EH was referred back to our rheumatology clinic by his primary care physician. He admitted that he had not taken allopurinol or colchicine for years. Instead, he had continued to seek flare-based episodic care in various parts of the country. This often consisted of intramuscular corticosteroids or methylprednisone dosepacks. At our visit, he had a significant knee effusion. Aspiration and synovial fluid analysis confirmed the presence of monosodium urate crystals. His uric acid that day was 10.2 mg/dL. Erosive changes in his right great toe were seen on X-ray. Showing him these images proved quite useful.
Once again, colchicine 0.6 mg BID and allopurinol 100 mg daily were restarted. A tapering dose of prednisone was added to provide immediate relief. He was counseled to curtail his beer drinking, and he freely admitted that this would be his toughest task.
Three weeks later he returned, feeling better, but with a resolving right elbow effusion. His uric acid was 11.0 mg/dL He was taking only 5 mg of prednisone daily. He had stopped the allopurinol because of nausea and the colchicine because he was afraid it would cause diarrhea. He had experienced significant diarrhea during one of his prior emergency department visits when he was prescribed an excessive dose of colchicine.
Once again, it became important for our team to come up with a plan that he would adhere to and that would provide relief. We initiated febuxostat 40 mg daily. We convinced him to try taking just two colchicine tablets daily. We added vitamin C to his daily regimen to exploit its mild uricosuric effect. We kept him on a 5 mg dose of prednisone. Perhaps most importantly, we decided that his flares were so hard to control that we started him on anakinra injections three times a week.
He called our office three weeks later to tell us that he was thrilled to be flare free. We advised him to taper off the prednisone, but to keep taking the colchicine and febuxostat. We tapered the anakinra to a weekly injection.
Several weeks later, he remained symptom free, and his uric acid had dropped to 6.8 mg/dL. We increased his febuxostat to 80 mg daily.

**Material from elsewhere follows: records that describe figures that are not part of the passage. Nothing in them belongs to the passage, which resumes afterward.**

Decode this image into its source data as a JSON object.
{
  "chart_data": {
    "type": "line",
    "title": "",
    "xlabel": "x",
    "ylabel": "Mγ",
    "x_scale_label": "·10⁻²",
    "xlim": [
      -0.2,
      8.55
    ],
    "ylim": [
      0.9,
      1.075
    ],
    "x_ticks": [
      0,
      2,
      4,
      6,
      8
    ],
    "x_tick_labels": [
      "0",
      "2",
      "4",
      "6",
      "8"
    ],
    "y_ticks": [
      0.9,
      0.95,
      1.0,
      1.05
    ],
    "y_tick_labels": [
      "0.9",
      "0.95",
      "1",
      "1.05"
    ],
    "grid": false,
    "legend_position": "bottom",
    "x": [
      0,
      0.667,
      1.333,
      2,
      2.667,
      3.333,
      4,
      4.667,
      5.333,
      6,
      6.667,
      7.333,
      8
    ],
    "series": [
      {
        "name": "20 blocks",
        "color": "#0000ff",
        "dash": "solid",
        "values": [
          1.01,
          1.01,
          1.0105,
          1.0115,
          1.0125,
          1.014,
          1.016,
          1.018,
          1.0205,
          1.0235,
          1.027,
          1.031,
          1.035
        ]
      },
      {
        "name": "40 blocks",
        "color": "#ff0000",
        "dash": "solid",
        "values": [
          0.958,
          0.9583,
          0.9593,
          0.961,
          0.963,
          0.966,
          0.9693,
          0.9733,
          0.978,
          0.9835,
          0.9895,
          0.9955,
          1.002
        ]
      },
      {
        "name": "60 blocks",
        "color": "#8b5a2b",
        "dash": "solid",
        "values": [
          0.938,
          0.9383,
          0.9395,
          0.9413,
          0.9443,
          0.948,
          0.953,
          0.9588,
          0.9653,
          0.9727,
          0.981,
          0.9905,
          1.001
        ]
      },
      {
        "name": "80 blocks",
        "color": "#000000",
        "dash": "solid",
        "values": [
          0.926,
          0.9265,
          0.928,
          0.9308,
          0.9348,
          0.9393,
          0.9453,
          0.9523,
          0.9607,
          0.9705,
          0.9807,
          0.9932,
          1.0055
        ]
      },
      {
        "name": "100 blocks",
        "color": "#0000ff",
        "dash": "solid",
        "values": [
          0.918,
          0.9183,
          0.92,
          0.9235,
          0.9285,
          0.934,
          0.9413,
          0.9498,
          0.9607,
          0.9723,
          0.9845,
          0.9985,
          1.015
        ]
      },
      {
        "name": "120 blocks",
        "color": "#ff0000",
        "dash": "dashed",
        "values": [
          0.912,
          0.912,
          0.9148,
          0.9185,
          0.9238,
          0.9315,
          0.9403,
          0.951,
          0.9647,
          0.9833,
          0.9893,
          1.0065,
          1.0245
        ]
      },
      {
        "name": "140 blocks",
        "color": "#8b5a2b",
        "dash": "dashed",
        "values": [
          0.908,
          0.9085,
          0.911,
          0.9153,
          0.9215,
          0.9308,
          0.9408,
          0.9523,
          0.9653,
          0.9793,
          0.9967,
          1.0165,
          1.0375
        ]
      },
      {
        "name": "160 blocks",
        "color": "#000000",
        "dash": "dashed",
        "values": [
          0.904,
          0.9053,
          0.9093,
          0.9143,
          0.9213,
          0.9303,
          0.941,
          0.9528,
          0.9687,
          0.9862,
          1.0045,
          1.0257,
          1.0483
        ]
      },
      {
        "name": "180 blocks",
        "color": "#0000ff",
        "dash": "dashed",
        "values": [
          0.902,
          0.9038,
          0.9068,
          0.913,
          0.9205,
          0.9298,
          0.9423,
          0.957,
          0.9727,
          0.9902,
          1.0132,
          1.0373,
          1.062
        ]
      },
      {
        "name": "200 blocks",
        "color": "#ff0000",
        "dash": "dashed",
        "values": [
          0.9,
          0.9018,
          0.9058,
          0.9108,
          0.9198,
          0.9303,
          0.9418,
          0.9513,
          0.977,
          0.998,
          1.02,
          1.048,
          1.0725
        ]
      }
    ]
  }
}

We saw him three months later. His weight and blood pressure were stable. He was not drinking alcohol. He was taking febuxostat 80 mg daily and colchicine 0.6 mg BID. He was off corticosteroids and anakinra. The serum uric acid was 5.2 mg/dL. He tolerated this regimen well.
Our plan was to continue seeing him at four-month intervals to monitor therapy, and we eventually weaned him off colchicine.
We continued to spend time stressing the key educational aspects about gout. These are the points that most primary care doctors are often unable to review because of a lack of time or unfamiliarity with current guidelines for the care of hyperurecemia and gout. We emphasized that we were always available to help him manage an acute flare, but that he really needed to stay compliant with his current regimen and his current diet if he wanted to reduce the risk of future gouty flares and other complications of gout and hyperurecemia.
This case is probably not unusual for rheumatologists to see. Gout management is often crisis driven. There is episodic use of the healthcare system with limited or infrequent follow-up care. Often, patients’ compliance with care is limited by many factors. Rheumatologists can provide intensive, evidence-based care so that even refractory, difficult-to-treat cases of gout become manageable. It just takes time and patience.
Joan McTigue is a physician assistant for the rheumatology section of the VA Medical Center in Gainesville, Fla. She staffs the Gout Clinic there with rheumatology faculty and fellows of the University of Florida College of Medicine. In her spare time, she participates in expedition mountaineering.